Tralasciando la freschezza che traspare da ogni singola interazione, così come il fatto che ciascun cavo tirato da Astro solletichi i palmi delle mani attraverso il feedback aptico, questa Playroom è soprattutto un piccolo scrigno confezionato con amore. E cosa contiene? Ovviamente, tutta la storia di PlayStation. L'intero stage Cooling Springs si è rivelato una caccia al tesoro, e il tesoro non era altro che una serie di accessori, console e periferiche parte della leggenda di Sony, come se Japan Studio volesse costruire un vero e proprio museo incastonato nella console.
Ma a voler essere onesti, non abbiamo prestato particolare attenzione alle pur curatissime ambientazioni che si srotolavano come sfondo alla folle corsa del robottino. E in un certo senso pensiamo che l'obiettivo perseguito da Sony fosse proprio questo. Astro's Playroom è una sottile esperienza capace di far volare la fantasia a grandissime altezze, perché di fronte a ciascuna piccola innovazione celata dietro le scintillanti sezioni di platforming, non si può fare altro che pensare al futuro.
Mentre il robottino tendeva una corda e la sentivamo vibrare sotto ai polpastrelli, la nostra mente viaggiava fino a Ellie di The Last of Us, pensando a ciò che Naughty Dog avrebbe potuto fare con il medesimo strumento.
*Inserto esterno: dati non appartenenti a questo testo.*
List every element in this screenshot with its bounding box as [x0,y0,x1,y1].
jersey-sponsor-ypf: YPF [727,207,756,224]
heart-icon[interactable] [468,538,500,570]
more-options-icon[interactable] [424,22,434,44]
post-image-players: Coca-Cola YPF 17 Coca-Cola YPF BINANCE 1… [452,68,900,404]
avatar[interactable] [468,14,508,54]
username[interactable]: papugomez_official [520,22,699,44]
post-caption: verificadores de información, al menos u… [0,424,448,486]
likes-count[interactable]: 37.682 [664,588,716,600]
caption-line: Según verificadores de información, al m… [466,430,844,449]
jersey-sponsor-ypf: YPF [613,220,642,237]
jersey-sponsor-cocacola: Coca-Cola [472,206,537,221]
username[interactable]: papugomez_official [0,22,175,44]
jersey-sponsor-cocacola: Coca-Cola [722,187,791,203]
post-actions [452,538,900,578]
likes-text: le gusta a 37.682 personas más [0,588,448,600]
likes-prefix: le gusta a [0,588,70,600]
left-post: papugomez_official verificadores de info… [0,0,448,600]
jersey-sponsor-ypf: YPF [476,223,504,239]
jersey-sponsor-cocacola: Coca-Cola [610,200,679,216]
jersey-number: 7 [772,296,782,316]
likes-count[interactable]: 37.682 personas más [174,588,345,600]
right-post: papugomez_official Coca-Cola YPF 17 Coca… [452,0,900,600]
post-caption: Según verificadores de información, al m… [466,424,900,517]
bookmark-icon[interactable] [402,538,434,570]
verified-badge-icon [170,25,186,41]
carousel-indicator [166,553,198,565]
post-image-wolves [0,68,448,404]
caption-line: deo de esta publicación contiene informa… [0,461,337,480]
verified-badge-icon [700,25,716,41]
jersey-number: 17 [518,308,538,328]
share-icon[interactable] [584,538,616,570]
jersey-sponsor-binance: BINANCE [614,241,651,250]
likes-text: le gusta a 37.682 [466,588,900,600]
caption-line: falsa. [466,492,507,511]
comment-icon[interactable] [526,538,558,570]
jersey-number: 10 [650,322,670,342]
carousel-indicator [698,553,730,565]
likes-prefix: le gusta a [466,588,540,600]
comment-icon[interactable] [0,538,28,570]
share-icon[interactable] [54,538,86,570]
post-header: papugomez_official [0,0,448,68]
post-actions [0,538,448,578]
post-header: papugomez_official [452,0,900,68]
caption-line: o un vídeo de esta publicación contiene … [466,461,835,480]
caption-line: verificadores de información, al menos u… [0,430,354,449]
Mentre spingevamo con decisione un grilletto sinistro deciso ad opporsi con forza alla nostra presa, disegnavamo con il pensiero l'effigie di Kratos intento a spezzare la guardia di una divinità norrena. Mentre le casse del Dual Sense ci suggestionavano con i festosi rumori ambientali, potevamo quasi percepire le voci nella testa di Cloud da qualche parte nel sequel di Final Fantasy VII Remake.
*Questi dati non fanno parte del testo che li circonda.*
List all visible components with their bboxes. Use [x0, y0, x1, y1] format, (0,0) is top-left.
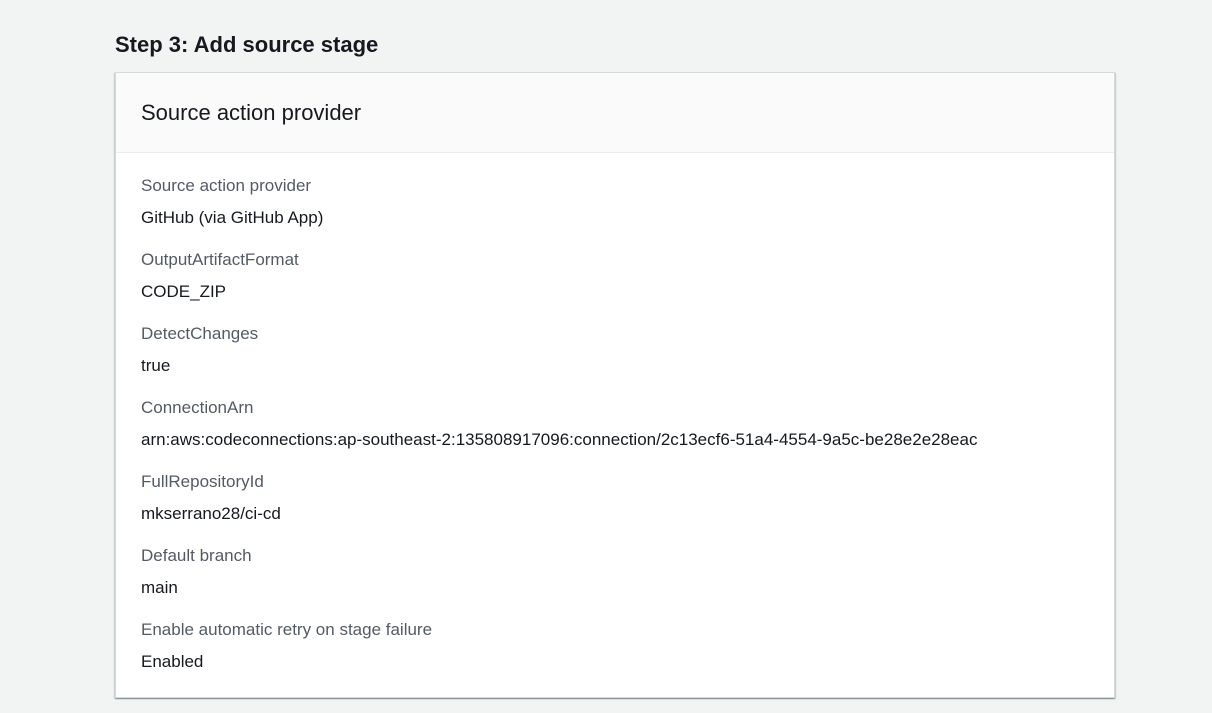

A seguito di quei momenti ci siamo fermati, abbiamo preso un bel respiro, e ci siamo resi conto di aver sottovalutato la next-gen; o meglio, di aver sottovalutato quello che può essere l'impatto delle migliorie apportate a una banale periferica che conosciamo e utilizziamo quotidianamente da oltre un trentennio. Poi, all'improvviso, la festa di colori e musica attorno ad Astro ci ha riportato rapidamente alla realtà, e un balzo dopo l'altro ci siamo fatti strada fino alla fine del livello.
È stata proprio una strana esperienza questo primo contatto con Astro's Playroom. Chissà se, nel lontano 1995, qualcuno è riuscito a intravedere il futuro di Metal Gear Solid, Final Fantasy VII o Crash Bandicoot Warped attraverso il velo delle produzioni embrionali.
Ciò che possiamo dirvi è che, nonostante le tiepide aspettative maturate attorno alla next-gen, quando si avvia una nuova produzione sullo sfondo di una nuova console si prova comunque una sensazione speciale. E chiunque scegliesse di fare il salto a bordo di PlayStation 5, troverebbe ad accoglierlo un robottino capace di far galoppare la fantasia.